Returning from his trip abroad, during which he was confronted by protests throughout Western Europe, but cheer by Muslim Albania (for helping pry Kosovo from Christian Serbia), the President made it clear he intends to revive the horrible McCain-Kennedy immigration bill that died so unceremoniously in the Senate last week.

[from today's New York Times]On immigration, Mr. Bush is facing a backlash in his party’s conservative wing, whose members decry the bill as amnesty. On Tuesday, he plans to attend the Senate Republican policy luncheon on Capitol Hill — a rare step for a president who typically has lawmakers come to him at the White House — in an effort to revive the measure.

“I’m under no illusions about how hard this is,” he said, adding that he was disappointed that the measure had been “temporarily derailed.”

Mr. Bush did not do much lobbying from afar. While on Air Force One Friday evening, on the way from Poland to Rome, he telephoned three top Republicans: Senator Mitch McConnell of Kentucky, the party leader; Senator Trent Lott of Mississippi, the whip, and Senator Jon Kyl of Arizona, an architect of the bill.

“The political process sometimes isn’t pretty to look at,” Mr. Bush said. “There’s two steps forward and one step back. We made two steps forward on immigration, we took a step back, and now I’m going to work with those who are focused on getting an immigration bill done and start taking some steps forward again. I believe we can get it done. I’ll see you at the bill signing.”

For a president who gives so much lip service to promoting democracy around the world, he certainly doesn't seem to give a damn what his own people think when trying to ram unpopular legislation through Congress. Meanwhile back in Washington, observers continue to be amazed by the sheer lack of competence demonstrated by the administration and its underlings.

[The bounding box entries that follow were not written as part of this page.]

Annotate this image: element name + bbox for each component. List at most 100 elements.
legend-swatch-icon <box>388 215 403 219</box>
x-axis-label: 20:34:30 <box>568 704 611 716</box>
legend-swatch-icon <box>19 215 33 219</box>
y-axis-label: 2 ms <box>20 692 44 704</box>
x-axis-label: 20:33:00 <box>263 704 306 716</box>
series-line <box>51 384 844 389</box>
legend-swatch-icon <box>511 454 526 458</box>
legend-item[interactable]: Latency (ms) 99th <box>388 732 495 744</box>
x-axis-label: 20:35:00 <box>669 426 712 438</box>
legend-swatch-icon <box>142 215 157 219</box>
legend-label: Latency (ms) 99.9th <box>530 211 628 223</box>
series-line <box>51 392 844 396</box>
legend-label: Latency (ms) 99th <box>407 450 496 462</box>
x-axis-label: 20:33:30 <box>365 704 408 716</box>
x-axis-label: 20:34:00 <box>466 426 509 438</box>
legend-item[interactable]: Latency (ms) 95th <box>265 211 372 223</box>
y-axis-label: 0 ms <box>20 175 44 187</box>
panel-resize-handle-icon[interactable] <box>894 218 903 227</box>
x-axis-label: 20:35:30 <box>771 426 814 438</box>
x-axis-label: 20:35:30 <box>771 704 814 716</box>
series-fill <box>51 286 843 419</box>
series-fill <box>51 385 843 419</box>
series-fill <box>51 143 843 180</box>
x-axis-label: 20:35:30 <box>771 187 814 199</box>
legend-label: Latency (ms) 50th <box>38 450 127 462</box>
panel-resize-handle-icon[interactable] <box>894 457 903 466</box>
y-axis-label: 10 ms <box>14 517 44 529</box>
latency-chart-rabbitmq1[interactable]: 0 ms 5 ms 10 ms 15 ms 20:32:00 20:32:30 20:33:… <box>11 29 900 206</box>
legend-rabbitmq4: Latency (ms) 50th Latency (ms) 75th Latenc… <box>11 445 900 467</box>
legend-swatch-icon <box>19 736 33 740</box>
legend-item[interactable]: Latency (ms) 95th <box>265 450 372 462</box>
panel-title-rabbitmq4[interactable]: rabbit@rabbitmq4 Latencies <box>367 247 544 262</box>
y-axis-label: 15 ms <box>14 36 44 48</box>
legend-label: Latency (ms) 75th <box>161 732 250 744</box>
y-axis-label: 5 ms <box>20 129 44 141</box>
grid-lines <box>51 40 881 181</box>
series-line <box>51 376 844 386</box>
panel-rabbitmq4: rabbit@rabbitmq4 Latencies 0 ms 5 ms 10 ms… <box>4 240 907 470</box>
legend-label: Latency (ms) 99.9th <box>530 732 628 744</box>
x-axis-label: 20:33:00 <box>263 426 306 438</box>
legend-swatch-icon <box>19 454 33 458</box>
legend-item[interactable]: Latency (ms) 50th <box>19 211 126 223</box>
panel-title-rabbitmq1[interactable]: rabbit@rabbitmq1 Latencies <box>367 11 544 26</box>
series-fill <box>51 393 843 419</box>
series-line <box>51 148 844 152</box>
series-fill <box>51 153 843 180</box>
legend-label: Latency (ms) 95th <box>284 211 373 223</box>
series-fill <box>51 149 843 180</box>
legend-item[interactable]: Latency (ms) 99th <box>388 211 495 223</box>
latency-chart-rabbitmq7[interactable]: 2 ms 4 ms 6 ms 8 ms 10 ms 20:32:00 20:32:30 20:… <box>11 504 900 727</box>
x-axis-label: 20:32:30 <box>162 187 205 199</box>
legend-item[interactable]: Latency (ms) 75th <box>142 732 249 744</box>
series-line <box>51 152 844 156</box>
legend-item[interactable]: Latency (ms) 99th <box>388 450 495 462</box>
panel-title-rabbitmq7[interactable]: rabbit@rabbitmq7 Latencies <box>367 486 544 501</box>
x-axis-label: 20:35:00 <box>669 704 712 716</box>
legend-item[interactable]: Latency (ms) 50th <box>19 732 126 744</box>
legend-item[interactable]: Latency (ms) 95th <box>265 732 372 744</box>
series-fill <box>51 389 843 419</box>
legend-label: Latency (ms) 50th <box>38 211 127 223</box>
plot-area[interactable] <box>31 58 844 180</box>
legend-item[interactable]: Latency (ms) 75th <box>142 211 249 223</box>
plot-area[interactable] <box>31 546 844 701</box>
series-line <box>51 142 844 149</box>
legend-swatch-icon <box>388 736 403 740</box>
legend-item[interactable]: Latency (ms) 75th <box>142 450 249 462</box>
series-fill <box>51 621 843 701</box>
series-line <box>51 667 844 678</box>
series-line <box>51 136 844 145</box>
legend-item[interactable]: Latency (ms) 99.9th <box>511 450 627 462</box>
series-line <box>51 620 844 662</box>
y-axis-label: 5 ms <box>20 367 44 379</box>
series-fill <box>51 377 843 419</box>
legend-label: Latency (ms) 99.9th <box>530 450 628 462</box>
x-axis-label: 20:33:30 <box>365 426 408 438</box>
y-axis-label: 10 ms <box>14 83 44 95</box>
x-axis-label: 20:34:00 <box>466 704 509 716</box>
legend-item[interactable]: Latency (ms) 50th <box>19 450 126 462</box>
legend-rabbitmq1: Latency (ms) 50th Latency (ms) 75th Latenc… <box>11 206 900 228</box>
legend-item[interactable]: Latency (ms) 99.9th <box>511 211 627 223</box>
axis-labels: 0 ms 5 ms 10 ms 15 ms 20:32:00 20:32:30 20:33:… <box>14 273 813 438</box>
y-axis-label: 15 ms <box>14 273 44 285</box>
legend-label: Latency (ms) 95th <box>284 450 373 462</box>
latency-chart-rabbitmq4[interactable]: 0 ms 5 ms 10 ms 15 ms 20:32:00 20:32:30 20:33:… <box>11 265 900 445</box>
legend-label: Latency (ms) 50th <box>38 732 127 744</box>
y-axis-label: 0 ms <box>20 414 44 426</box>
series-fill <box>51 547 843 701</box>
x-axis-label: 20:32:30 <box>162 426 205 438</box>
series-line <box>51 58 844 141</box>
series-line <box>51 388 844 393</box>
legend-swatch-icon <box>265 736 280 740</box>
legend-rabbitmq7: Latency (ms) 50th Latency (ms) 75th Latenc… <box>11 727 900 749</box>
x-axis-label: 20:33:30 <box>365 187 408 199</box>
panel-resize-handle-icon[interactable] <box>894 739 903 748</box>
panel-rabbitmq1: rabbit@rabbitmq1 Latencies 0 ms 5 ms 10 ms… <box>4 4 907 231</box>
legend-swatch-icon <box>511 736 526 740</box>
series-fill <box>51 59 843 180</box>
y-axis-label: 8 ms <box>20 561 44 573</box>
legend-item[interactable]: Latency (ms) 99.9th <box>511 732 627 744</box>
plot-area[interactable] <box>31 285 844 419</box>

Republican insiders who complain about Bush filling mid-level government vacancies with "children" cite a classic case. In September 2005, the president named Julie L. Myers, then 36, to head the Department of Homeland Security's Immigration and Customs Enforcement bureau. She has never been confirmed, amid bipartisan agreement that she lacks the five years of management experience required by statute.

Myers is serving on a recess appointment. But 175 Bush nominees for federal offices (including 85 executive positions) were in unconfirmed limbo until Henry Bonilla -- a seven-term Republican congressman from Texas who was defeated in 2006 -- bowed out last week. After 2 1/2 months of inaction by the Senate Foreign Relations Committee, he figured he would never be confirmed for the important post of U.S. representative to the Organization of American States. The White House, working hard to save Gonzales, did nothing for Bonilla.

The testimony of Monica Goodling, several weeks back, exposed how this administration is largely run by people hired solely for their political inclinations or personal connections regardless of age, credentials or experience. When Bush first moved into the Oval Office in January 2001, many conservatives proclaimed "the adults are back in charge!" Now, six years later, it's obvious that adult supervision is the one thing most lacking in this White House.